The Special Envoy reminded delegates attending the summary event, which was called “Pathway from Accra to the UN Climate Action Summit”, that the September Summit must deliver not a declaration, but a concrete list of actions.
“The commitment of the UN Secretary-General is to urgently follow-up with actors that have pledged commitments during the Summit on the progress and implementation of those commitments. We have been looking at this meeting here in Accra to identify actions that are relevant from across the region, such as those on resilience and adaptation,” he said.
The rapporteurs presenting these takeaways – Mr. Manuel de Araújo, Mayor of Quelimane, Mozambique; H.R.H. Princess Abze Djigma, Chair of the H.R.H. Princess Abze Djigma Foundation; and Ms. Djatougbe R. Aziaka, President of Togo Welfare and Journalist-Director of EcoConscience TV – addressed the Special Envoy to synthesise the discussions.
But before addressing these takeaways, the Mayor of Quelimane, Mr. Manuel de Araújo, spoke of how his region is presently suffering the catastrophic impacts of climate change.
Alluding to Cyclone Idai, which has hit Mozambique, Zimbabwe, and Malawi, affecting over two million people, he said: “I think I am well positioned to talk about climate change as my people are experiencing its consequences right now.”
One trend that was highlighted multiple times during the Summary event – and which formed a central part of Monday and Tuesday’s NDC Regional Dialogue – is that African policymakers are now concertedly focusing on the opportunities of their countries’ Nationally Determined Contributions (NDCs). Nationally Determined Contributions are national climate action plans under the Paris Agreement.
However, as was also evident during Wednesday’s high-level segment, the barrier to securing this level of progress remains adequate investment, which needs to be facilitated with proper enabling environments and regionally-tailored financial instruments, such as green and climate-themed bonds, special-purpose bonds, and crowdfunding.

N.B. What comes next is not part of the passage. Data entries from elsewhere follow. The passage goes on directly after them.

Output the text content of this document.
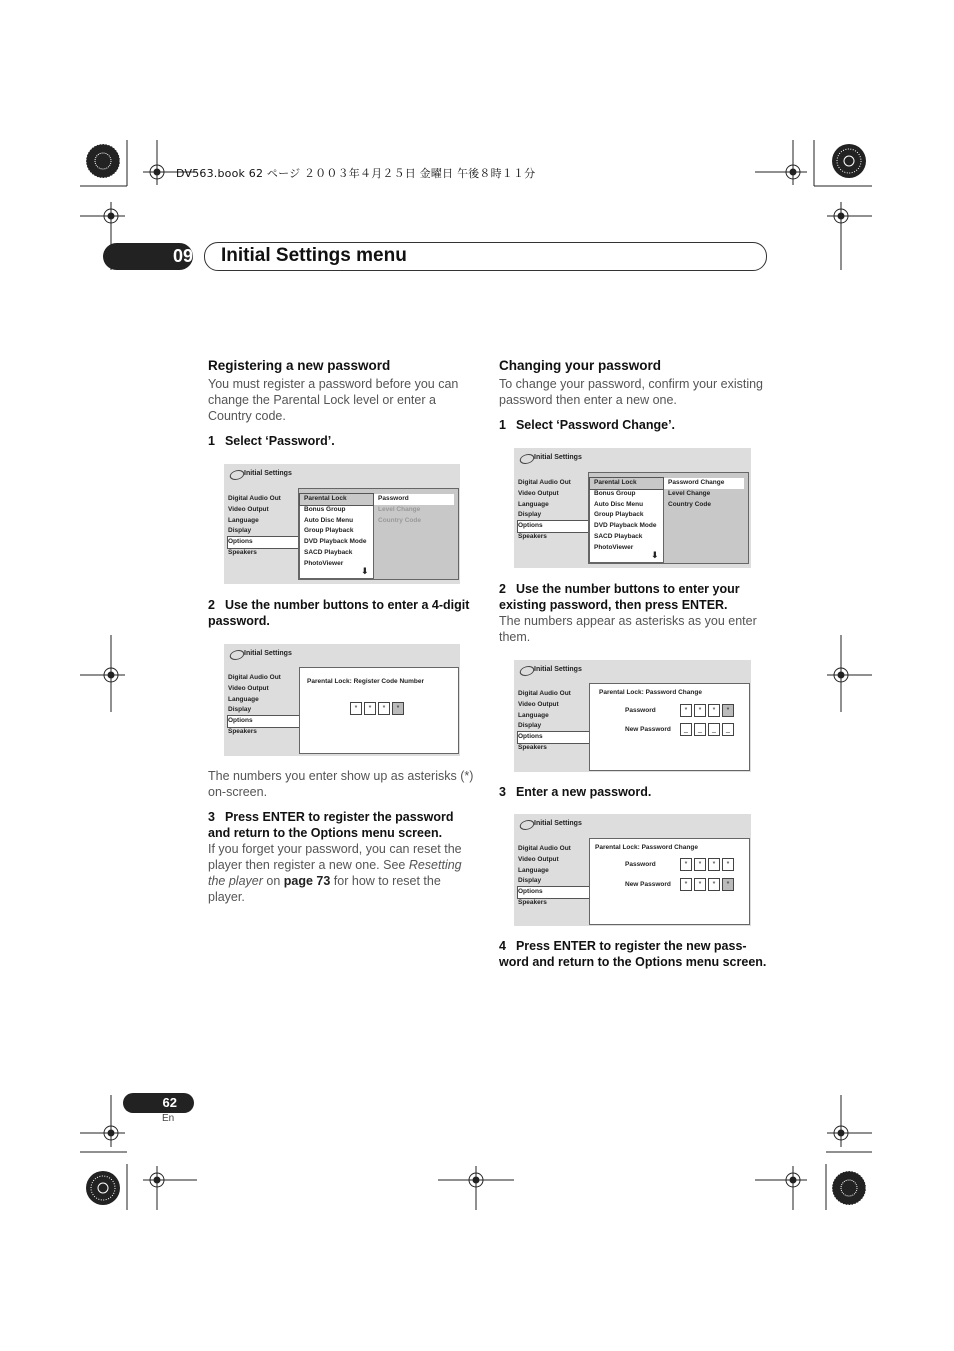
DV563.book 62 ページ ２００３年４月２５日 金曜日 午後８時１１分
09 Initial Settings menu
Registering a new password
You must register a password before you can change the Parental Lock level or enter a Country code.
1 Select ‘Password’.
Initial Settings
Digital Audio Out
Video Output
Language
Display
Options
Speakers
Parental Lock
Bonus Group
Auto Disc Menu
Group Playback
DVD Playback Mode
SACD Playback
PhotoViewer
⬇
Password
Level Change
Country Code
2 Use the number buttons to enter a 4-digit password.
Initial Settings
Digital Audio Out
Video Output
Language
Display
Options
Speakers
Parental Lock: Register Code Number
*	*	*	*
The numbers you enter show up as asterisks (*) on-screen.
3 Press ENTER to register the password and return to the Options menu screen.
If you forget your password, you can reset the player then register a new one. See Resetting the player on page 73 for how to reset the player.
Changing your password
To change your password, confirm your existing password then enter a new one.
1 Select ‘Password Change’.
Initial Settings
Digital Audio Out
Video Output
Language
Display
Options
Speakers
Parental Lock
Bonus Group
Auto Disc Menu
Group Playback
DVD Playback Mode
SACD Playback
PhotoViewer
⬇
Password Change
Level Change
Country Code
2 Use the number buttons to enter your existing password, then press ENTER.
The numbers appear as asterisks as you enter them.
Initial Settings
Digital Audio Out
Video Output
Language
Display
Options
Speakers
Parental Lock: Password Change
Password	*	*	*	*
New Password	_	_	_	_
3 Enter a new password.
Initial Settings
Digital Audio Out
Video Output
Language
Display
Options
Speakers
Parental Lock: Password Change
Password	*	*	*	*
New Password	*	*	*	*
4 Press ENTER to register the new pass-word and return to the Options menu screen.
62
En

There appeared to be several signs of progress. According to the “Bonds and Climate Change State of the Market 2018” report, an estimated 1.45 trillion green and climate-allied bonds were issued in 2018 alone.

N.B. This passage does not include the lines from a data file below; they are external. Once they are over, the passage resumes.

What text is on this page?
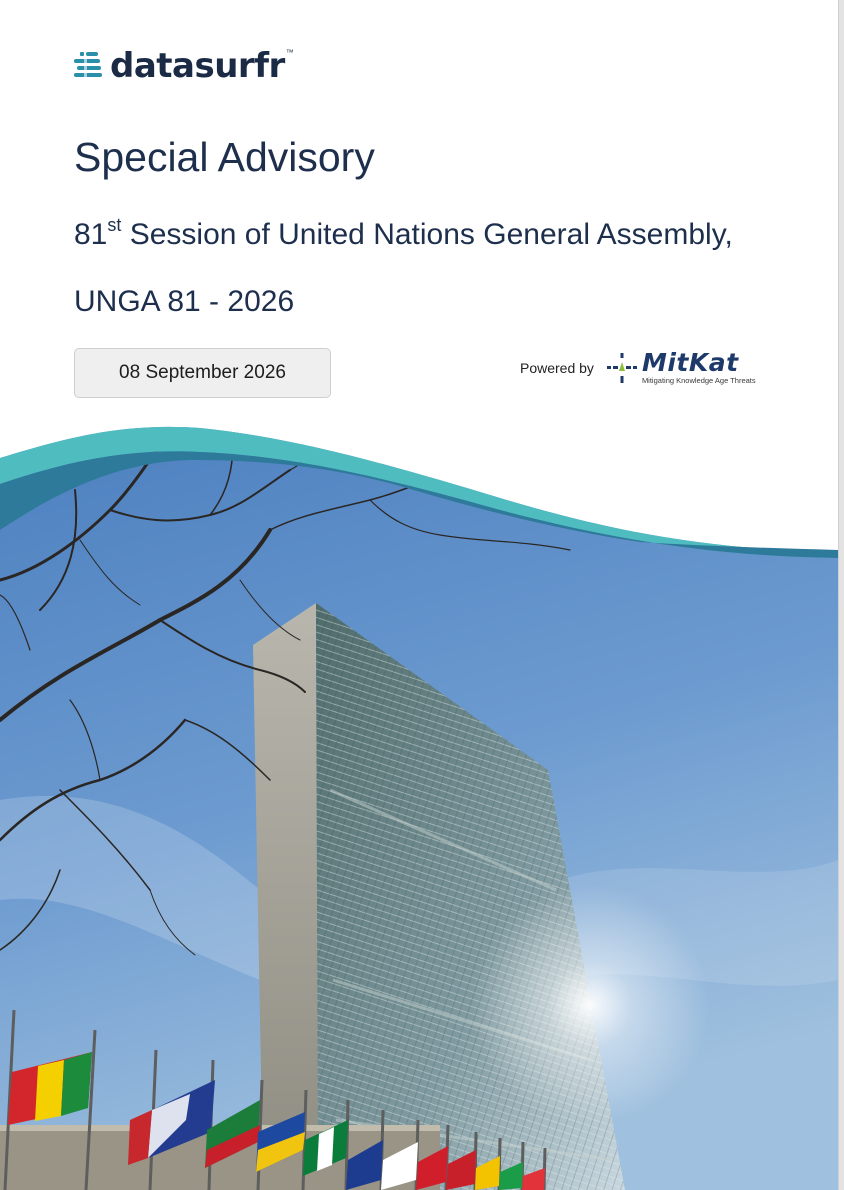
datasurfr ™
Special Advisory
81st Session of United Nations General Assembly,
UNGA 81 - 2026
08 September 2026	Powered by MitKat
Mitigating Knowledge Age Threats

Meanwhile, the African Development Bank (AfDB) will double its climate finance commitments for the period 2020-2025. And at the Inaugural regional One Planet Summit in Nairobi last week, the AfDB committed at least $25 billion towards climate finance, pledging that it will allocate 40% of its annual approvals to climate finance by 2020.
Africa Climate Week is the first of three annual regional climate events this year – the latter two being the Latin America & Caribbean Climate Week and the Asia Pacific Climate Week. The Africa Climate Week is being organised by several core partners, including UN Climate Change, Marrakech Partnership for Global Climate Action, the World Bank Group, African Development Bank, West African Development Bank, CTCN, UNEP, UNEP DTU Partnership, UNDP and IETA.